In this embodiment, the operation monitoring module is configured to monitor an operation state of the anti-fraud active inspection and early warning system. The method mainly comprises the steps of service monitoring, server monitoring, network monitoring and safety monitoring;
service monitoring: monitoring the running states of the data acquisition and integration system 100, the model and strategy construction system 200, the real-time active early warning system 300, the platform management system 400 and the database;
monitoring by the server: and monitoring the cluster equipment, including equipment temperature, power on and power off, fan rotating speed and the like. Monitoring a CPU, a memory, a disk and an operating system of the server;
network monitoring: monitoring network flow, network storm, network congestion and network topology;
safety monitoring: data security, user security, network security, access security, and the like are monitored.
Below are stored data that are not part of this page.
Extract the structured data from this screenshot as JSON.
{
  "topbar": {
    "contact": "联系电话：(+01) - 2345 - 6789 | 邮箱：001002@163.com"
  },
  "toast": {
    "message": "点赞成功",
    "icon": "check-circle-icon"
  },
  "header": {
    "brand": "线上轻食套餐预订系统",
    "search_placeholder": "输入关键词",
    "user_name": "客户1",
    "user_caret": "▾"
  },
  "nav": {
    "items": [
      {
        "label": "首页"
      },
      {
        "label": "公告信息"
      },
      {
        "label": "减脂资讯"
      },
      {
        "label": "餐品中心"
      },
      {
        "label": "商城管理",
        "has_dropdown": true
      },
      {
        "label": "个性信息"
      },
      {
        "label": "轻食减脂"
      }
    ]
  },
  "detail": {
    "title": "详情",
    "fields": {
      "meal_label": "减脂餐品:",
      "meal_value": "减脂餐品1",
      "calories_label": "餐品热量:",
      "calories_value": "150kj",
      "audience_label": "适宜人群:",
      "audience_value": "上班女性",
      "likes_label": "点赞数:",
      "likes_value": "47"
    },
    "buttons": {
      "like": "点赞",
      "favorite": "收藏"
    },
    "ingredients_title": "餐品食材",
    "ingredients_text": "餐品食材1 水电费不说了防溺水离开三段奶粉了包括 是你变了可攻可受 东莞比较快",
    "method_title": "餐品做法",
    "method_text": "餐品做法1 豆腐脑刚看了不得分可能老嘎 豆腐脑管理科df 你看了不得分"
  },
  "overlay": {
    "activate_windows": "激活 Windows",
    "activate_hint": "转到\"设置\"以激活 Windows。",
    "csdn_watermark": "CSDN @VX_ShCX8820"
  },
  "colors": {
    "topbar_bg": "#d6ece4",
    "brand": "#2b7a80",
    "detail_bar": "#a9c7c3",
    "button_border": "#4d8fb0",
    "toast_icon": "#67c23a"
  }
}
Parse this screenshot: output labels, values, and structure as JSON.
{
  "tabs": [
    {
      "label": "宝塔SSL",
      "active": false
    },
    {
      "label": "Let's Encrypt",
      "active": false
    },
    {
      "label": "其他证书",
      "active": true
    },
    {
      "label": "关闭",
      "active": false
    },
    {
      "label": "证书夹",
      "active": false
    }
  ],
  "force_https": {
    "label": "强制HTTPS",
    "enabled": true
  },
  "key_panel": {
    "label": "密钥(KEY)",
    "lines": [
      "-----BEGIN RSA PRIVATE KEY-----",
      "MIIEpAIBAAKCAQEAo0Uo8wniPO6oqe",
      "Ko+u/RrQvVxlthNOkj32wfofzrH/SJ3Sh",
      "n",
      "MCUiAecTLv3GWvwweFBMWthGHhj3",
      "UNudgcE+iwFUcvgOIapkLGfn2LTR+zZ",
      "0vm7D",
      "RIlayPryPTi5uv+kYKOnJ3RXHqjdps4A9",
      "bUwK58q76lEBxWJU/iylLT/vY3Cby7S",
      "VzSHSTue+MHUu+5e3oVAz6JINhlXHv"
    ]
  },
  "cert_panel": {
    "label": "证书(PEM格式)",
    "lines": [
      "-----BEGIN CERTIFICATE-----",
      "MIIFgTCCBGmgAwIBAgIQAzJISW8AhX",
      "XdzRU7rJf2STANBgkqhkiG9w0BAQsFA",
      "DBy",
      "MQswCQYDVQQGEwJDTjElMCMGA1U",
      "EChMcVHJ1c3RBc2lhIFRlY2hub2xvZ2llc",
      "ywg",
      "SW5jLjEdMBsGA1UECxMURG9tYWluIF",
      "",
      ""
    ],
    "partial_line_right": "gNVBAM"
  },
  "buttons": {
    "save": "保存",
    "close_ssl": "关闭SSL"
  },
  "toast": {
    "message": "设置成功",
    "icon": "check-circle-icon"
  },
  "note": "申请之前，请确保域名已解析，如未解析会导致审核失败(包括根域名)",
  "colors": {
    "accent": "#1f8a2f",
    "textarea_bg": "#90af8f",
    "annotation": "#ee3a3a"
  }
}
It should be noted that, the anti-fraud active inspection and early warning system provided in the foregoing embodiment is only illustrated by the division of the functional modules, and in practical applications, the functions may be distributed by different functional modules according to needs, that is, the modules or steps in the embodiment of the present invention are further decomposed or combined, for example, the modules in the foregoing embodiment may be combined into one module, or may be further split into multiple sub-modules, so as to complete all or part of the functions described above. The names of the modules and steps involved in the embodiments of the present invention are only for distinguishing the modules or steps, and are not to be construed as unduly limiting the present invention.
The terms "comprises," "comprising," or any other similar term are intended to cover a non-exclusive inclusion, such that a process, method, article, or apparatus that comprises a list of elements does not include only those elements but may include other elements not expressly listed or inherent to such process, method, article, or apparatus.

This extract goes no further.